Member Since: Dec 2008
Location: Australia
Posts: 3,124
it was nice. i was in a really good mood today so we spent a lot of time joking around and stuff, and he kept catching himself and trying to steer us back to 'proper' work, but we kept leading ourselves astray again. i think pdoc is so funny, so i love it when we just talk small talk.

but, the run down:
- i am too chicken to ask him why he did not reply to my text, and why he did not call when i didnt show up to the following appt, and why he didnt tell me he was on leave the following week. so those things didnt get addressed.
- i am also too chicken to do trauma work right now. something big happened a few weeks ago (which is why i had sent pdoc the initial txt) but a few week have passed now and i dont want to go into it. pdoc tried to bring it up once or twice but i kept shutting him down.
- i did manage to ask him to promise that he would call me if he decides he hates me. i said it very quickly though when the session was over and we were heading out the door. i didnt want to talk about whys/wherefores etc. i told him it had to be a phone call, or a voicemail or something, and not a letter otherwise i would worry that the letter got lost in the post. he did promise, but i think he found it amusing, so i'm worried he didnt take it seriously. but he said it's an easy promise to make and keep because it's never going to happen and i can't get rid of him that easily. i'm not sure, but i think i'll be ok until next week at least.
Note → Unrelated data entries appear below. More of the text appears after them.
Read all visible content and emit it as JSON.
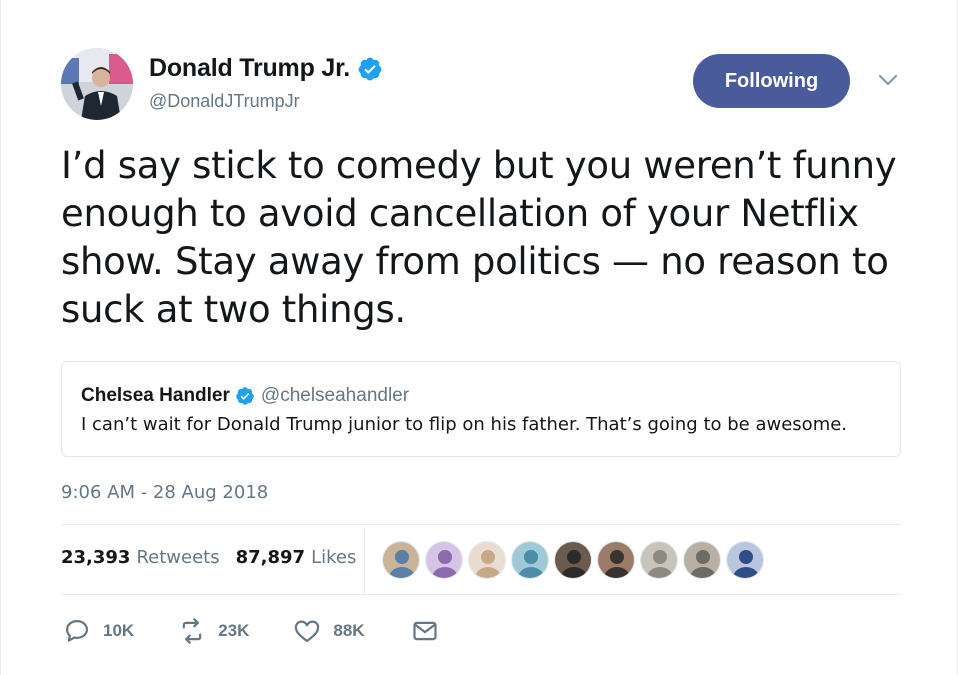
{
  "author": {
    "name": "Donald Trump Jr.",
    "handle": "@DonaldJTrumpJr",
    "verified": true,
    "avatar_icon": "user-photo"
  },
  "follow_button": {
    "label": "Following",
    "color": "#4a5b9c"
  },
  "tweet": {
    "text": "I’d say stick to comedy but you weren’t funny enough to avoid cancellation of your Netflix show. Stay away from politics — no reason to suck at two things.",
    "timestamp": "9:06 AM - 28 Aug 2018"
  },
  "quoted_tweet": {
    "name": "Chelsea Handler",
    "handle": "@chelseahandler",
    "verified": true,
    "text": "I can’t wait for Donald Trump junior to flip on his father. That’s going to be awesome."
  },
  "stats": {
    "retweets_count": "23,393",
    "retweets_label": "Retweets",
    "likes_count": "87,897",
    "likes_label": "Likes"
  },
  "liker_avatars": [
    {
      "colors": [
        "#5b7fa6",
        "#c9b49a"
      ]
    },
    {
      "colors": [
        "#8a6bb0",
        "#d7c3e6"
      ]
    },
    {
      "colors": [
        "#c7a98a",
        "#e9ddd0"
      ]
    },
    {
      "colors": [
        "#4c8da6",
        "#9ec9d6"
      ]
    },
    {
      "colors": [
        "#2b2b2b",
        "#6b5a4e"
      ]
    },
    {
      "colors": [
        "#3a3330",
        "#9b7c68"
      ]
    },
    {
      "colors": [
        "#8d8a84",
        "#c9c4ba"
      ]
    },
    {
      "colors": [
        "#6e6a64",
        "#b8b0a4"
      ]
    },
    {
      "colors": [
        "#2f4d86",
        "#b9c6de"
      ]
    }
  ],
  "actions": {
    "reply_count": "10K",
    "retweet_count": "23K",
    "like_count": "88K"
  },
  "colors": {
    "verified_blue": "#1da1f2",
    "secondary_text": "#657786",
    "border": "#e1e8ed"
  }
}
otherwise, we talked med talk. i am going to japan over xmas/ny and wanted to go off my meds so i could eat there without worrying, but apparently it takes 4 weeks for the chemicals in my brain to return to base levels, so i would have to be off them for 7 weeks altogether at least. that's really scary for me, given that all of my mega-deep depressions have occurred during summer. but pdoc thinks it could be good because it would give my body a break, and also we could see how much of a protective effect these meds are really having.
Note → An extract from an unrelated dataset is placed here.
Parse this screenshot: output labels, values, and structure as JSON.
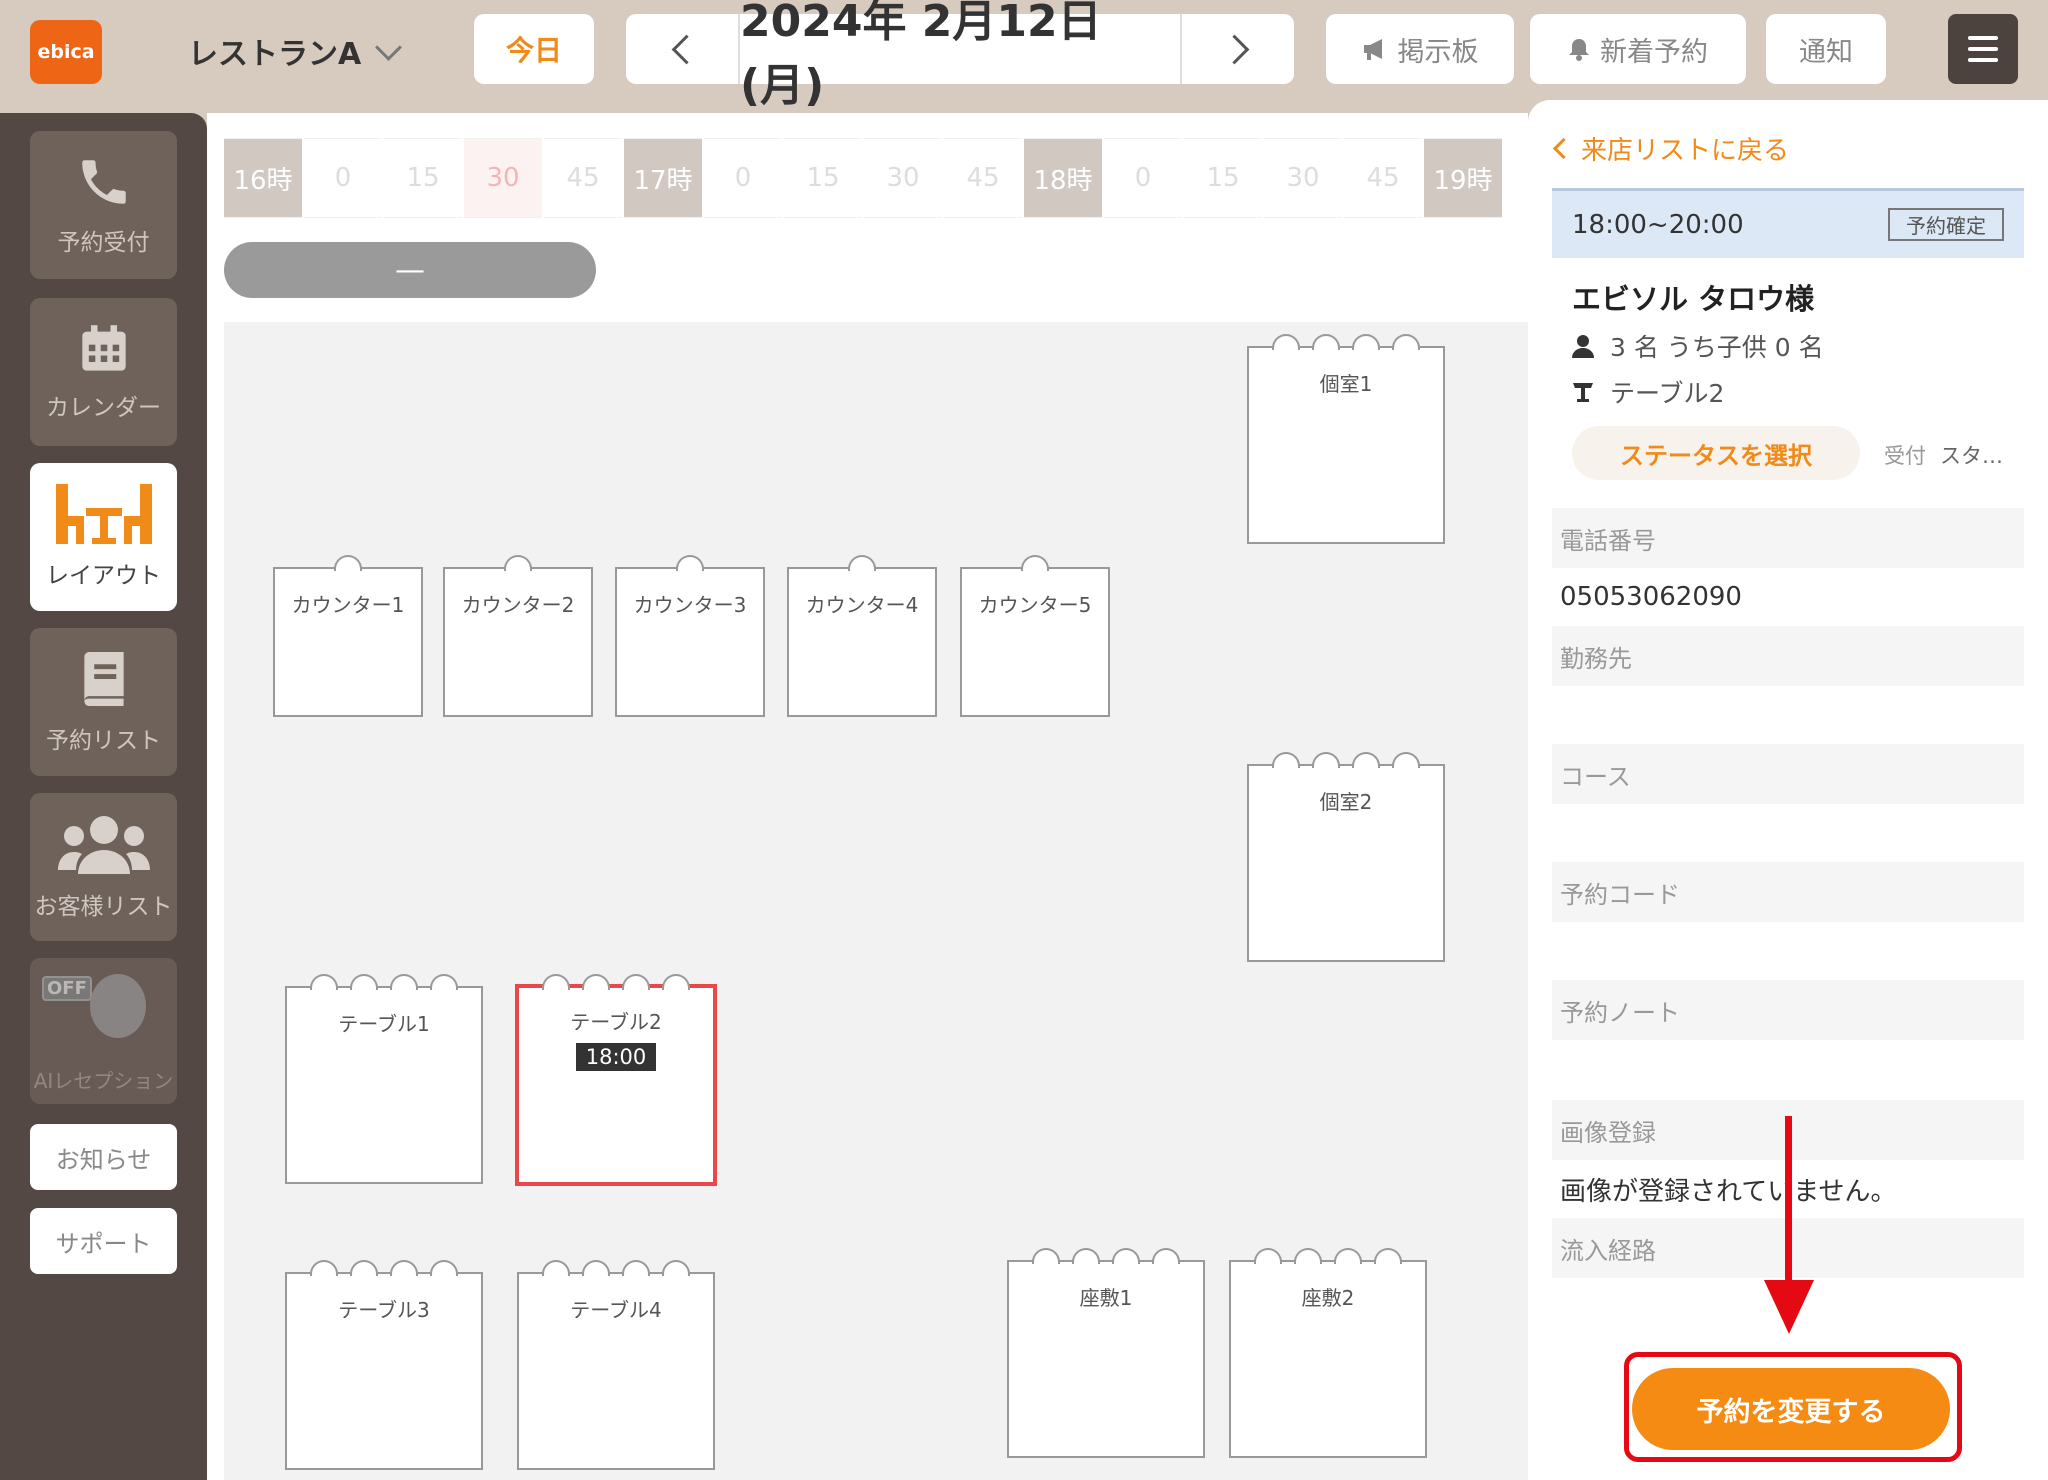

the other thing is that i had a really bad interaction a few weeks back and should've gone to hospital but didnt (i ignored early symptoms and had passed out before things were serious enough for me to worry). so pdoc wants me to buy a portable blood pressure monitor, and wear one of those medic-alert bracelets (gross!). he said he could give me some meds to use in an emergency, but because i'm quite small he's worried they would work too well and send me from a hypertensive crisis into a hypotensive one instead. so he really just wants me to be aware of when it's time to go to hospital (by using the bp monitor thingy), and let them medicate me away. how much does that suck.

i'm feeling a bit emo about all this med stuff. this year has been the best i've ever had (after april, when i changed meds), but i'm getting upset that i might go off them, and i'm also getting upset that they might put me in hospital too.